「わたしではないわたし」制作日記2020/12/17
夕飯後。散歩に行った。ぶらぶらしている。行きたいところがない。考えたいこともなかった。無気力この上ない散歩だが、歩いているうちに気持ちが良くなってきた。
自分は何をしたいのだろう。ぶらぶらと歩いているときには、自分には何もすることがないのではないかと思いかけた。しかし、歩いているうちに、海の底に当たって跳ね返るように、ゆっくりと気分が浮上してきた。家に帰ったら何かを書きたい。書きたい。
というわけで今日も、制作日記を書く。制作を始めていないのに、制作日記から書き出すのもおかしい。制作したいと思った時点で、日記は始まっているのだろうか。

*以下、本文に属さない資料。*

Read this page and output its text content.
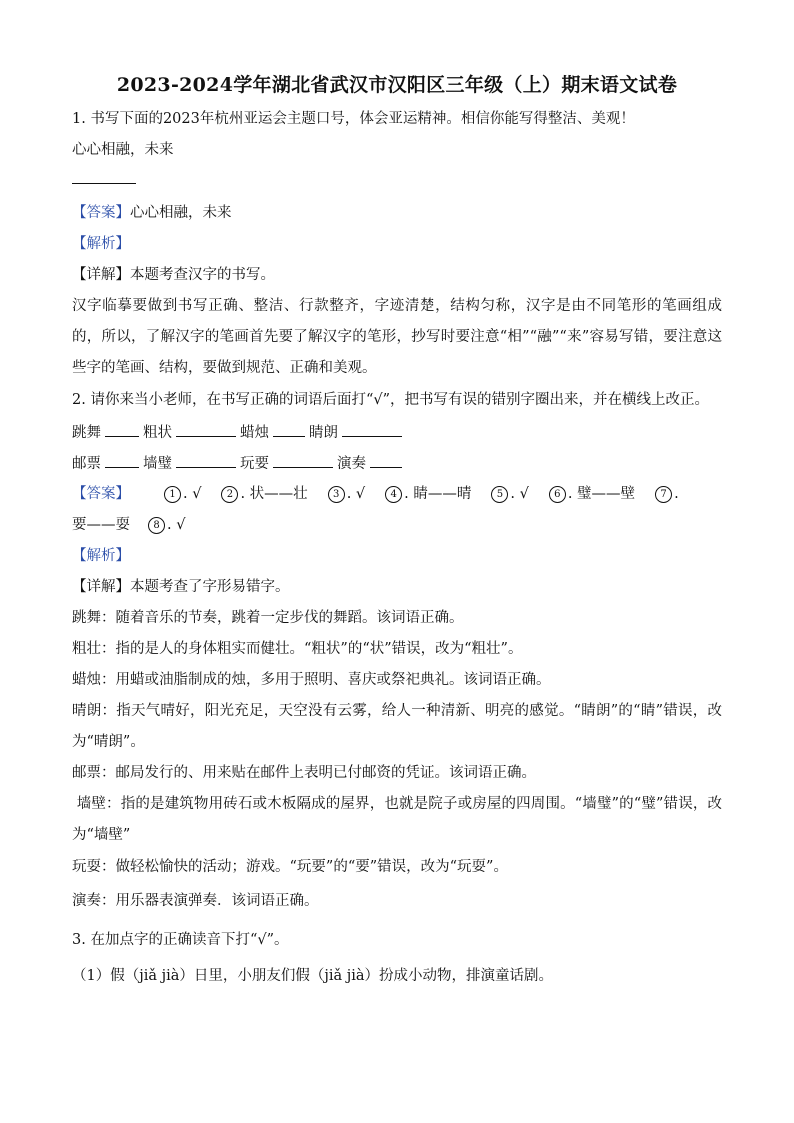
2023-2024学年湖北省武汉市汉阳区三年级（上）期末语文试卷
1. 书写下面的2023年杭州亚运会主题口号，体会亚运精神。相信你能写得整洁、美观！
心心相融，未来
【答案】心心相融，未来
【解析】
【详解】本题考查汉字的书写。
汉字临摹要做到书写正确、整洁、行款整齐，字迹清楚，结构匀称，汉字是由不同笔形的笔画组成的，所以，了解汉字的笔画首先要了解汉字的笔形，抄写时要注意“相”“融”“来”容易写错，要注意这些字的笔画、结构，要做到规范、正确和美观。
2. 请你来当小老师，在书写正确的词语后面打“√”，把书写有误的错别字圈出来，并在横线上改正。
跳舞	粗状	蜡烛	睛朗
邮票	墙璧	玩要	演奏
【答案】	1 . √	2 . 状——壮	3 . √	4 . 睛——晴	5 . √	6 . 璧——壁	7 .
要——耍 8 . √
【解析】
【详解】本题考查了字形易错字。
跳舞：随着音乐的节奏，跳着一定步伐的舞蹈。该词语正确。
粗壮：指的是人的身体粗实而健壮。“粗状”的“状”错误，改为“粗壮”。
蜡烛：用蜡或油脂制成的烛，多用于照明、喜庆或祭祀典礼。该词语正确。
晴朗：指天气晴好，阳光充足，天空没有云雾，给人一种清新、明亮的感觉。“睛朗”的“睛”错误，改为“晴朗”。
邮票：邮局发行的、用来贴在邮件上表明已付邮资的凭证。该词语正确。
墙壁：指的是建筑物用砖石或木板隔成的屋界，也就是院子或房屋的四周围。“墙璧”的“璧”错误，改为“墙壁”
玩耍：做轻松愉快的活动；游戏。“玩要”的“要”错误，改为“玩耍”。
演奏：用乐器表演弹奏．该词语正确。
3. 在加点字的正确读音下打“√”。
（1）假（jiǎ jià）日里，小朋友们假（jiǎ jià）扮成小动物，排演童话剧。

いつもは日記というものを書いているつもりなのだが、文章の定義はうまくできない。前は、日記を書いていますとか、小説を書くのが趣味ですと説明できたが、今はnoteに投稿する随筆と、自分のノートに手書きで書く文章のみで、形を持った何かを作っている気がしない。
文章を形にする気力すらもなくなってきた。自分の文章は、明日続きが書かれるので、今日まとめようとしなくてもいい。さらに、積極的に昨日と同じことを書く。今日の方が上手くかける。

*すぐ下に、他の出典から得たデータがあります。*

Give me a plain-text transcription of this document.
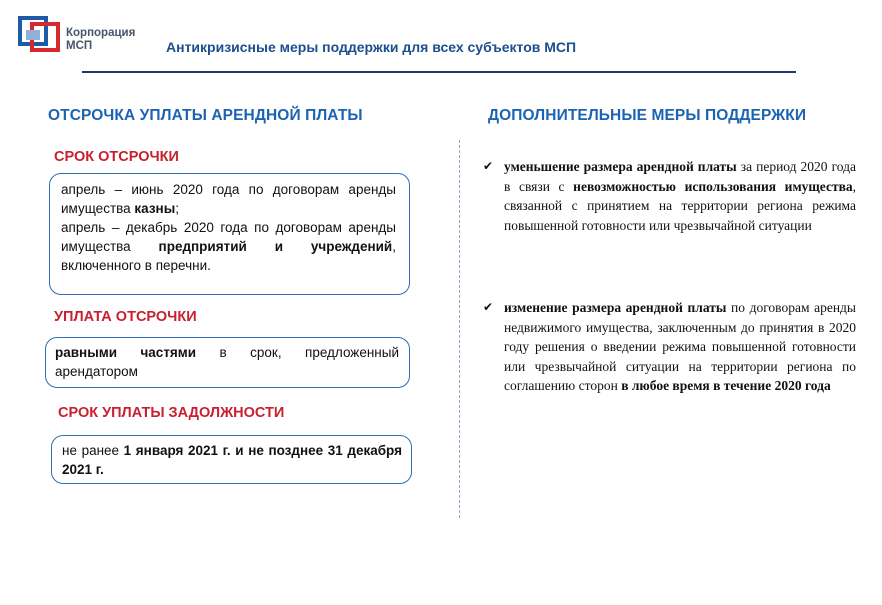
Корпорация
МСП	Антикризисные меры поддержки для всех субъектов МСП
ОТСРОЧКА УПЛАТЫ АРЕНДНОЙ ПЛАТЫ
СРОК ОТСРОЧКИ

апрель – июнь 2020 года по договорам аренды имущества казны;

апрель – декабрь 2020 года по договорам аренды имущества предприятий и учреждений, включенного в перечни.

УПЛАТА ОТСРОЧКИ

равными частями в срок, предложенный арендатором

СРОК УПЛАТЫ ЗАДОЛЖНОСТИ

не ранее 1 января 2021 г. и не позднее 31 декабря 2021 г.

ДОПОЛНИТЕЛЬНЫЕ МЕРЫ ПОДДЕРЖКИ
✔ уменьшение размера арендной платы за период 2020 года в связи с невозможностью использования имущества, связанной с принятием на территории региона режима повышенной готовности или чрезвычайной ситуации
✔ изменение размера арендной платы по договорам аренды недвижимого имущества, заключенным до принятия в 2020 году решения о введении режима повышенной готовности или чрезвычайной ситуации на территории региона по соглашению сторон в любое время в течение 2020 года
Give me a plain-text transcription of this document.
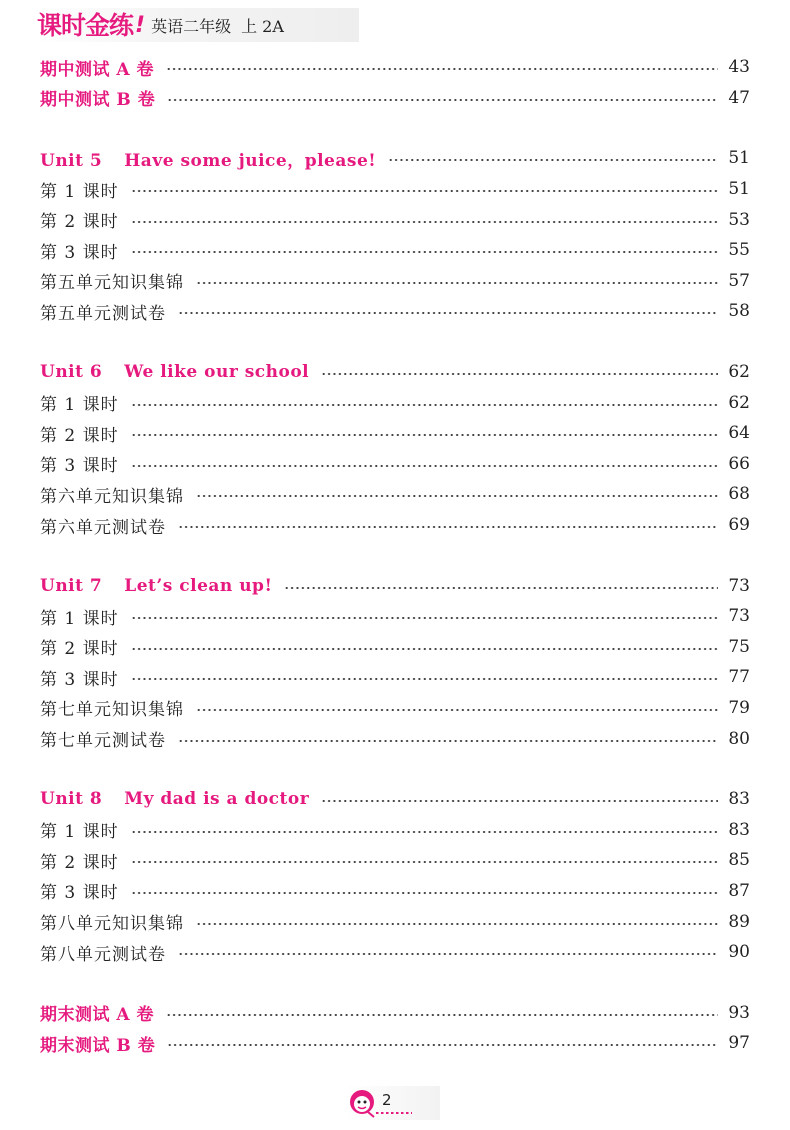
课时金练 ! 英语二年级 上 2A
期中测试 A 卷	43
期中测试 B 卷	47
Unit 5 Have some juice，please!	51
第 1 课时	51
第 2 课时	53
第 3 课时	55
第五单元知识集锦	57
第五单元测试卷	58
Unit 6 We like our school	62
第 1 课时	62
第 2 课时	64
第 3 课时	66
第六单元知识集锦	68
第六单元测试卷	69
Unit 7 Let’s clean up!	73
第 1 课时	73
第 2 课时	75
第 3 课时	77
第七单元知识集锦	79
第七单元测试卷	80
Unit 8 My dad is a doctor	83
第 1 课时	83
第 2 课时	85
第 3 课时	87
第八单元知识集锦	89
第八单元测试卷	90
期末测试 A 卷	93
期末测试 B 卷	97
2
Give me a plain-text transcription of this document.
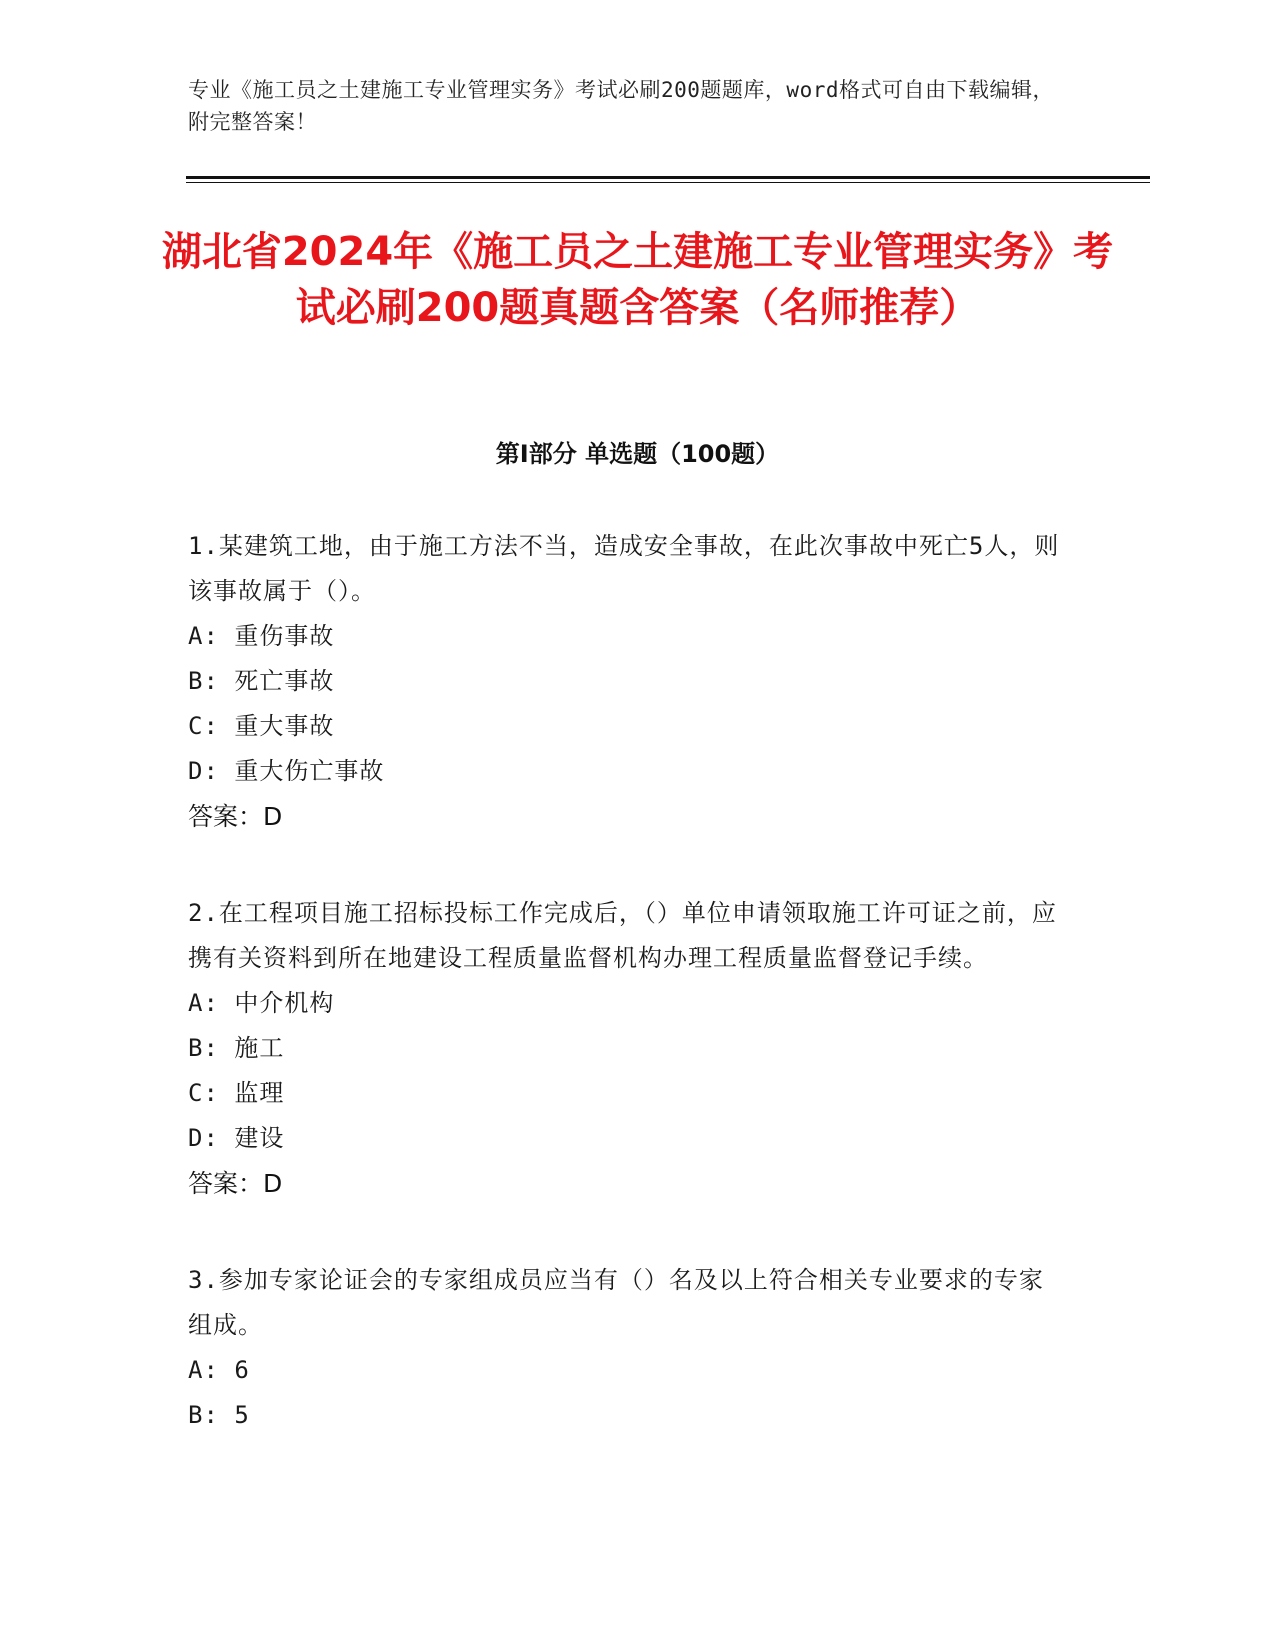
专业《施工员之土建施工专业管理实务》考试必刷200题题库，word格式可自由下载编辑，附完整答案！
湖北省2024年《施工员之土建施工专业管理实务》考试必刷200题真题含答案（名师推荐）
第I部分 单选题（100题）
1.某建筑工地，由于施工方法不当，造成安全事故，在此次事故中死亡5人，则该事故属于（）。
A: 重伤事故
B: 死亡事故
C: 重大事故
D: 重大伤亡事故
答案：D
2.在工程项目施工招标投标工作完成后，（）单位申请领取施工许可证之前，应携有关资料到所在地建设工程质量监督机构办理工程质量监督登记手续。
A: 中介机构
B: 施工
C: 监理
D: 建设
答案：D
3.参加专家论证会的专家组成员应当有（）名及以上符合相关专业要求的专家组成。
A: 6
B: 5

言葉を毎日毎日書いていると、よくわからなくなる。言葉とは何か? 書けば書くほどわからなくなる。わからなすぎて、申し訳ないと思うことすらある。文章が次に進んでいく理由がわからない。物語が自然に進んでいるのをみたり、詩が書かれているのをみたり、誰かが堂々と説明したりしているのを聞くと、そんな簡単に言葉がつながっていくのがすごい。と思えてしまう。調子が悪いときには、そんな簡単に書けるわけがないだろう、と自分以外の言葉を受け付けなくなってしまう。というわけで、次の文章を書くときに、違和感がある。言葉が本当に行きたい場所にわたしは連れて行けているだろうか。

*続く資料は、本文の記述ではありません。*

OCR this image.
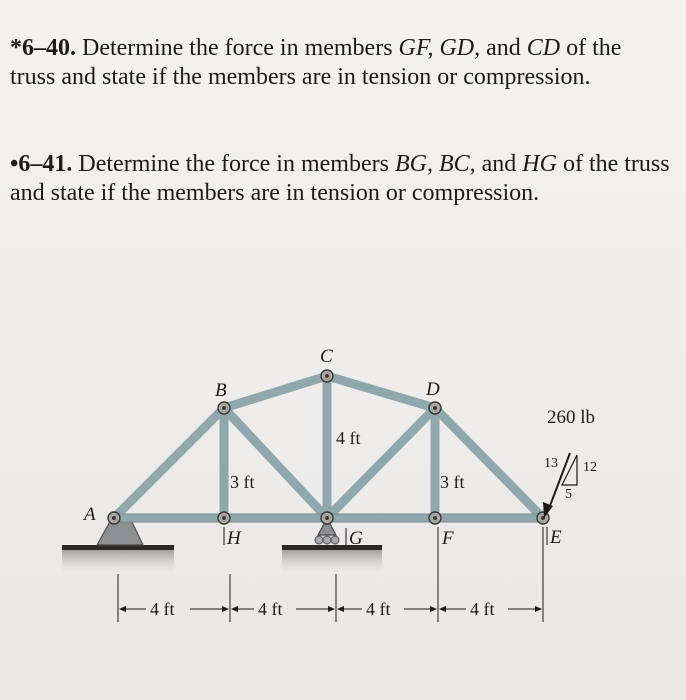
*6–40. Determine the force in members GF, GD, and CD of the truss and state if the members are in tension or compression.
•6–41. Determine the force in members BG, BC, and HG of the truss and state if the members are in tension or compression.
A
B
C
D
E
F
G
H
3 ft
4 ft
3 ft
260 lb
13 12
5
4 ft	4 ft	4 ft	4 ft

言葉が揺れ動かないから、わたしの感情が揺れ動いていることがわかる。寂しいときには、寂しい言葉が出る。淡々と、淡々と書くことができればいいのに。それがここ最近ずっと考えていることだ。どんな感情がわたしの中にあろうとも、書くことができたらいいのに。どれだけ忙しくても、どれだけ無気力でも、そこから言葉を生み出せたらいいのに。むしろ、その中でこそ言葉を生み出さなければいけない。何か人を勇気付ける言葉とか、タメになる言葉とか、喜ばせる言葉とかではなく、なんの役に立たない言葉、くだらない言葉、意味のない言葉、つまらないわたしから出てくる言葉こそ、書かなければならない。
言葉をどこまでもフラットに考えたい。だから、わたしはわたしが想定している言葉のあり方を信用しない。わたしだからこそ書けるものなどはない。言葉が先にあって、わたしが後に来る。わたしが書きたいものを言葉に投げかけて、いるのではなく言葉がわたしにわたしを与える。
「わたしではないわたし」というタイトルはそんな思いから打ち立てました。
たまたま、適当に書いていたらそういう話になっただけですけど……。
つまり、わたしが考えている、「わたしらしさ」や「アイデンティティ」みたいなものを突き崩して、わたしではないわたしで何かを書けないだろうか。
誰かになりかわって随筆を書く。
自分とは違う主人公を設定して、一人称の小説を書く?
というような計画をしている。しかし、小説とは「物語」のことだから、少し論点が違う気がする。物語を作ろうとしたり、フィクションの世界を構築しようとしたりしているわけではなく、文章を書いているわたしを、別の何かに変身させたいのだ。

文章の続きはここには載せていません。